Characterization of Human and Spacesuit Joint Deviations from Body-Worn Inertial Measurement Units

Space suits are designed and tested to support humans and work in the vacuum of space and extraplanetary surfaces. In order to inform this design, engineers must understand relevant work environments and human kinematics the suit must support. This paper demonstrates the usage of body-worn inertial measurement units (IMUs) to inform suit design parameters, specifically: suit joint cycles per hour requirement specification and suit hard bearing lifespan modeling. From IMU-estimated human joint angles for the elbow, hip, and knee, this paper proposes (1) a definition of joint deviation with operational relevance to quantifying suited joint cycles and (2) a model of suit bearing degradation over time based on Lundberg-Palmgren theory.

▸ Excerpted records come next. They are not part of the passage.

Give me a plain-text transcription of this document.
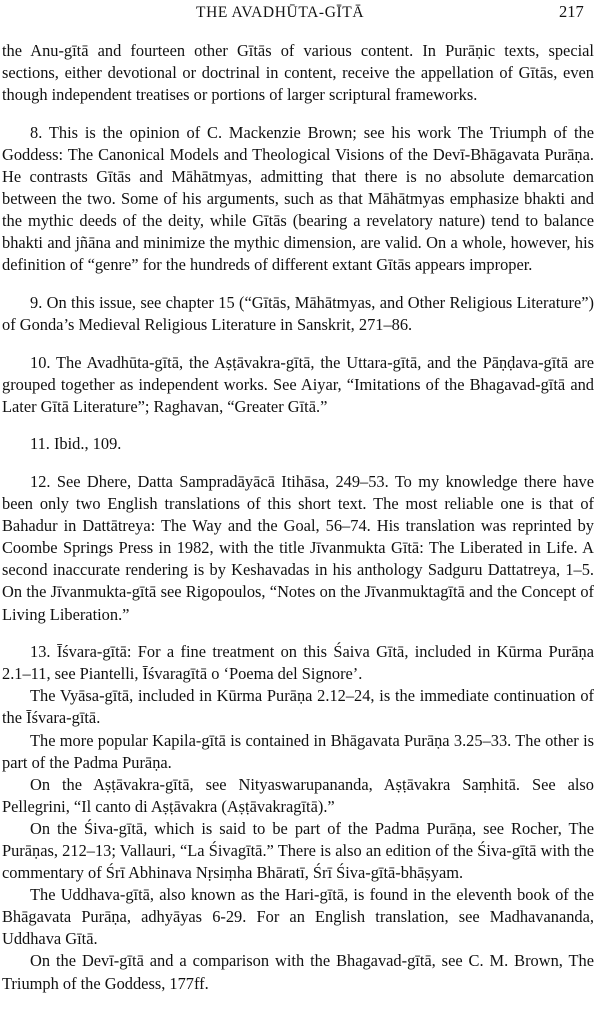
THE AVADHŪTA-GĪTĀ	217

the Anu-gītā and fourteen other Gītās of various content. In Purāṇic texts, special sections, either devotional or doctrinal in content, receive the appellation of Gītās, even though independent treatises or portions of larger scriptural frameworks.

8. This is the opinion of C. Mackenzie Brown; see his work The Triumph of the Goddess: The Canonical Models and Theological Visions of the Devī-Bhāgavata Purāṇa. He contrasts Gītās and Māhātmyas, admitting that there is no absolute demarcation between the two. Some of his arguments, such as that Māhātmyas emphasize bhakti and the mythic deeds of the deity, while Gītās (bearing a revelatory nature) tend to balance bhakti and jñāna and minimize the mythic dimension, are valid. On a whole, however, his definition of “genre” for the hundreds of different extant Gītās appears improper.

9. On this issue, see chapter 15 (“Gītās, Māhātmyas, and Other Religious Literature”) of Gonda’s Medieval Religious Literature in Sanskrit, 271–86.

10. The Avadhūta-gītā, the Aṣṭāvakra-gītā, the Uttara-gītā, and the Pāṇḍava-gītā are grouped together as independent works. See Aiyar, “Imitations of the Bhagavad-gītā and Later Gītā Literature”; Raghavan, “Greater Gītā.”

11. Ibid., 109.

12. See Dhere, Datta Sampradāyācā Itihāsa, 249–53. To my knowledge there have been only two English translations of this short text. The most reliable one is that of Bahadur in Dattātreya: The Way and the Goal, 56–74. His translation was reprinted by Coombe Springs Press in 1982, with the title Jīvanmukta Gītā: The Liberated in Life. A second inaccurate rendering is by Keshavadas in his anthology Sadguru Dattatreya, 1–5. On the Jīvanmukta-gītā see Rigopoulos, “Notes on the Jīvanmuktagītā and the Concept of Living Liberation.”

13. Īśvara-gītā: For a fine treatment on this Śaiva Gītā, included in Kūrma Purāṇa 2.1–11, see Piantelli, Īśvaragītā o ‘Poema del Signore’.

The Vyāsa-gītā, included in Kūrma Purāṇa 2.12–24, is the immediate continuation of the Īśvara-gītā.

The more popular Kapila-gītā is contained in Bhāgavata Purāṇa 3.25–33. The other is part of the Padma Purāṇa.

On the Aṣṭāvakra-gītā, see Nityaswarupananda, Aṣṭāvakra Saṃhitā. See also Pellegrini, “Il canto di Aṣṭāvakra (Aṣṭāvakragītā).”

On the Śiva-gītā, which is said to be part of the Padma Purāṇa, see Rocher, The Purāṇas, 212–13; Vallauri, “La Śivagītā.” There is also an edition of the Śiva-gītā with the commentary of Śrī Abhinava Nṛsiṃha Bhāratī, Śrī Śiva-gītā-bhāṣyam.

The Uddhava-gītā, also known as the Hari-gītā, is found in the eleventh book of the Bhāgavata Purāṇa, adhyāyas 6-29. For an English translation, see Madhavananda, Uddhava Gītā.

On the Devī-gītā and a comparison with the Bhagavad-gītā, see C. M. Brown, The Triumph of the Goddess, 177ff.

These proposed concepts are demonstrated using a single subject equipped with a set of body-worn IMUs performing a 96 minute long terrestrial fieldwork task-an analog to future extraplanetary science. Results suggest that historical joint cycles/hour requirements (e.g., AX-5 space suit) may be insufficient to capture the full scope of kinematics of planetary fieldwork. Domain experts should consider the level of joint deviation magnitude that is relevant to a designed mission profile. The novel modeling of suit joint rotation and bearing degradation from IMU-based measurements demonstrate an extensible framework to inform future suit design and suited operations evaluation. The use of wearable IMUs has the potential to provide new information for assessing both the operator and the suit through informing physical work demands, mobility requirements, and operations planning.